Whether he deserves to go or not, Nagy never should have had the deck stacked against him by the boss, and that's exactly what's happened here.

Eleven months ago at his disastrous season-ending news conference, Bears chairman George McCaskey explained he felt Nagy and general manager Ryan Pace were making progress, and as long as it continued they would stay.

The two spent the offseason acquiring both the future and the present at quarterback, tinkering with the rest of the roster and developed a "plan" to both win now with the veteran QB they acquired to accomplish that purpose - read progress - and develop the future at QB with the prodigal son they acquired at the same position - read progress - and move the organization forward.

On the Monday after an impressive Week 4 start and win with Justin Fields vs. the Lions, which followed a disastrous first NFL start for Fields at Cleveland necessitated by an injury to Andy Dalton, Nagy made it clear Dalton was still the starter when healthy.

Just 48 hours later, Nagy announced Fields had been elevated to the permanent starting role.

It seemed incomprehensible Nagy would suddenly throw it all out the window after the organization spent the entire offseason and preseason preparing to attempt another playoff run behind Dalton, with Fields being spoon fed along the way, and Nagy insisting they would stick with the plan just two days earlier.

After seven weeks of digging, I reported Wednesday morning that Nagy didn't.

According to multiple well-placed sources, the order to name Fields the permanent starter came all the way from the top, and against his better judgment and wishes, Nagy had no choice but to comply with McCaskey's direction and turn his offense over to the rookie.

After an impressive win in Las Vegas with Fields at quarterback but scripted almost exclusively by the ground game and defense, the team has yet to win again. It has produced the worst offense in the NFL and lost in particularly disturbing fashion the last two weeks.

Let me emphasize again, this is in no way a defense for Nagy to keep his job or an excuse for all that has gone wrong, and Fields is the most innocent of all victims here. Fields is in no way totally responsible for the current state of the offense or the only reason the Bears have lost.

The rookie QB remains one of the most exciting young prospects in the game.
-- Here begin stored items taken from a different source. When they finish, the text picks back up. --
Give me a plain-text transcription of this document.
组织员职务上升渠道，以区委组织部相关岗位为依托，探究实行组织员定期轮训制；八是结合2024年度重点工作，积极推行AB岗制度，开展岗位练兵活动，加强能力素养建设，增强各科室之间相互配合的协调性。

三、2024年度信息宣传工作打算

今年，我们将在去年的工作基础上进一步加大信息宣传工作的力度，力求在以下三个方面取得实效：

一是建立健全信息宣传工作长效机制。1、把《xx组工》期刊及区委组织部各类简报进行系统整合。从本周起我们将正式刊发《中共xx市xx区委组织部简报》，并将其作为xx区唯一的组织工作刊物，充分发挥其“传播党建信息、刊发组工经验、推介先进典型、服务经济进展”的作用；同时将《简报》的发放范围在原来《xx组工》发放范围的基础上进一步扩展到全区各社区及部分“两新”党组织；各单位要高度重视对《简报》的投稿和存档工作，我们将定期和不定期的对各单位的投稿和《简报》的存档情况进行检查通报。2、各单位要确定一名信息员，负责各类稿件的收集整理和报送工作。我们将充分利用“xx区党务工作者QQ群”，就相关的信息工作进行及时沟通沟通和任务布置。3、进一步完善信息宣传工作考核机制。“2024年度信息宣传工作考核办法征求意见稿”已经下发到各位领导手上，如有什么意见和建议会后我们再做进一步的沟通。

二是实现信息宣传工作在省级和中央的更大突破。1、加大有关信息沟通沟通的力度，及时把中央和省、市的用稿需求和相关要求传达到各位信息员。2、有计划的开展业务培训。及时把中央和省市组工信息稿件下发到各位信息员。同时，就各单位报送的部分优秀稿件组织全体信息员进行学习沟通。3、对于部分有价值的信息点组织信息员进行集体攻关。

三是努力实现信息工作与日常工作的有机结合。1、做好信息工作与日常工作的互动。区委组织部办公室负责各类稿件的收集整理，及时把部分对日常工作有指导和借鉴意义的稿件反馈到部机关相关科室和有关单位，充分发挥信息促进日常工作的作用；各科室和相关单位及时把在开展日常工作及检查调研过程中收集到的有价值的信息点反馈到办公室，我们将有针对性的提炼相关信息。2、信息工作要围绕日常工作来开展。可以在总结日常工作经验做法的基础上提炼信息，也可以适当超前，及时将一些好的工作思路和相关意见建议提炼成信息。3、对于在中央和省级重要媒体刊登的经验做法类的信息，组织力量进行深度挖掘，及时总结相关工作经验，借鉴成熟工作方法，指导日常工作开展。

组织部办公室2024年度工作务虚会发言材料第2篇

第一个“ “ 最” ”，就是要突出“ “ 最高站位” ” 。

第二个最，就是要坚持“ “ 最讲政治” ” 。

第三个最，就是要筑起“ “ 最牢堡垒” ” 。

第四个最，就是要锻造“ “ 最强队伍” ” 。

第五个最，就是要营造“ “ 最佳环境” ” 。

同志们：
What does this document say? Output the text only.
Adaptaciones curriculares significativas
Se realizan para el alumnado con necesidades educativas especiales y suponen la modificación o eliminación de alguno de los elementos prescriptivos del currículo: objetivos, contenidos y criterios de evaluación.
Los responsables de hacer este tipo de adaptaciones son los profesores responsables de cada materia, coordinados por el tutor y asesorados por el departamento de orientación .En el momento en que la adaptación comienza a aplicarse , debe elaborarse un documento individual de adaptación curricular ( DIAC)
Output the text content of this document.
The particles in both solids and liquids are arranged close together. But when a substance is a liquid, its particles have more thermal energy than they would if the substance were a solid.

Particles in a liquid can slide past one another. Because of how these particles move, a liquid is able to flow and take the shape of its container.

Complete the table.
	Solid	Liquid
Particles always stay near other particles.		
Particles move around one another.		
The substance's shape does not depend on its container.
Teams are supposed to struggle and lose with rookie quarterbacks, they almost always do, and there was absolutely no reason to believe the Bears would be any different.

But it is an indictment of Bears management and ownership, which brought Nagy back with the promise of a chance to show improvement and keep his job and then tied his hands behind his back, threw him under the bus and is now dragging him through the mud.

I know McCaskey well enough to know that was absolutely never his intention. He is in fact a good man. But he should have known better, and this chaos is the end result to his decision.

And it is the Bears organization that will suffer the most harm.

Assuming Nagy is fired, not yet a fait accompli, and the latest reports are that McCaskey has addressed the team and coaches and insisted the initial report was false and no decisions have been made.

But let's not kid ourselves. What new top head-coaching candidates will look favorably upon coming to Chicago now and potentially walking into a similar trap?

How many quality assistant coaches will make the Bears a first choice either?

And what will the players, all now being asked to account for this mess, be left to think when their contracts expire and they are free to move on?

This is a mess of ownership's making that never should have happened, and we've seen it too many times before.